Я утром встал, привёл себя в порядок, и стал собираться.
– Ты куда собрался? – спросила меня мама.
– Я возвращаюсь, - ответил я.
– Куда ты возвращаешься? – удивился вошедший папа.
– К Саше, - пожал я плечами.
– Ты знаешь, в какой тесноте они живут. Вы и так им надоели до чёртиков. Не успели они свободно вздохнуть, так ты свалишься им на голову.
– А наша квартира?
– Ты маленький? Мы сдали её ещё вчера.
– Всё равно. Саша говорила, они скоро получат новую квартиру, служебную, а эта остаётся за ними.

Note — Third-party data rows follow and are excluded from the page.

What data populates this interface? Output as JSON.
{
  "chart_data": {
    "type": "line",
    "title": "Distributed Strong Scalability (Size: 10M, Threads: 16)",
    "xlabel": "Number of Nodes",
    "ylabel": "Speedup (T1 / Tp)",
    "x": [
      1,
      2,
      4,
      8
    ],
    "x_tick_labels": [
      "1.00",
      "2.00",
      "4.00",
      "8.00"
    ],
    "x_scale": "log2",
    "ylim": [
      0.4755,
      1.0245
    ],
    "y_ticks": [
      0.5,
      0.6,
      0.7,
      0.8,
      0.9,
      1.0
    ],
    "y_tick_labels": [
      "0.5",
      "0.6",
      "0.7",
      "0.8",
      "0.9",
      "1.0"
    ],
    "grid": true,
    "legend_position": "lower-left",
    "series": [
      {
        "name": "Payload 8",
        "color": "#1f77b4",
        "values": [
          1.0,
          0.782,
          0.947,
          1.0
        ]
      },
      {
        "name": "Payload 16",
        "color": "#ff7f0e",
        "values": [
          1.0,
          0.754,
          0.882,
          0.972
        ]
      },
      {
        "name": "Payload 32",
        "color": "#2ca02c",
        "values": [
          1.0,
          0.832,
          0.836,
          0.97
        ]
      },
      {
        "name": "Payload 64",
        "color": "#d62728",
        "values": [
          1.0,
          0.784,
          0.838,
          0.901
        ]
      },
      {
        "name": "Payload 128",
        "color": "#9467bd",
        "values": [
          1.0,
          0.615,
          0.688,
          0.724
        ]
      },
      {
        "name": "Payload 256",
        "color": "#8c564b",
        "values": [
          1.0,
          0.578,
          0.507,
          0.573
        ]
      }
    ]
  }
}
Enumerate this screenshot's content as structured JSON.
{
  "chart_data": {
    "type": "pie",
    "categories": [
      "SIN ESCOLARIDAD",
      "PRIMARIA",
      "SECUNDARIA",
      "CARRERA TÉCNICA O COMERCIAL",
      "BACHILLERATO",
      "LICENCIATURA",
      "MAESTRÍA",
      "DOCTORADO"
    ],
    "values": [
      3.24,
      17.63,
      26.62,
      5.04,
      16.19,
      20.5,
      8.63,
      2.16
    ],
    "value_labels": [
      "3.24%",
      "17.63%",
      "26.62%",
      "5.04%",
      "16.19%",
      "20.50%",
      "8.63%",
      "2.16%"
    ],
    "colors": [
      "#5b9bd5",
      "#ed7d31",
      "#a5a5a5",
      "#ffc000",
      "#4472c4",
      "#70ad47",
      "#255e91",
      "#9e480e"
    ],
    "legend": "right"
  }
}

– Ты с ума сошёл? Кто вам, детям, разрешит жить вдвоём? Ей тринадцать лет! Пожалей бедную девочку!
– Я люблю её, она сейчас очень несчастна без меня. Я тоже изнываю от горя.
– Изнывает он от горя! Ты слышишь, отец?
– Я слышу и разделяю его чувства, но считаю, если пошёл одним путём, не стоит возвращаться на полпути, возвращаться – плохая примета.
Я засмеялся. Кто меня может удержать, если мне надо вернуться! Я попытался выйти в дверь, но папа не пустил меня. С удивлением я посмотрел на папу, и попытался выйти ещё раз, но папа был подобен скале. Тогда я встал на столик, открыл окно и попытался выпрыгнуть. Меня поймали и бросили на полку. Я вскочил, попытался бороться за свободу, но в это время что-то укололо меня в шею, и я обмяк.
Меня положили на полку, сняли рюкзак и обувь.
– Полежи, дурачок, - сказала мама, заворачивая в бумагу использованный шприц.
Я лежал, всё видел и слышал, но был парализован.
– Что ты ему вколола? – удивился папа.
Мама назвала мудрёное название, и сказала, что это успокоительное.
Здорово оно меня успокоило. Я лежал, лежал, и описался.
– Что с ним? – удивился папа, увидев, что мои джинсы стали мокрыми.
– Не знаю, - ещё больше удивилась мама, подошла ко мне и попыталась привести в чувство, но я совершенно не ощущал своего тела. Оно было будто резиновое.
Язык запал в горло, и я захрипел, стал задыхаться. Хорошо хоть дышать мог.
Меня перевернули, переодели.
Я опять описался.
– Сделай что-нибудь! – взревел папа. – Ты отравила моего сына!
– Ничего я не травила! – кричала мама, - это ведьма его околдовала!
Мне сделали ещё один укол, и я погрузился в сон.
На следующей станции меня сняли с поезда. Папа договорился с военными, что он со мной полетит самолётом, а мама доберётся с вещами поездом. Там папа её встретит и перевезёт на квартиру.
По - моему, папа был зол на маму.
На самолёте я так и не отошёл от паралича, меня перевезли в госпиталь, там ещё чем-то кололи, пока я не потерял связь с миром. Что-то помню, но как во сне.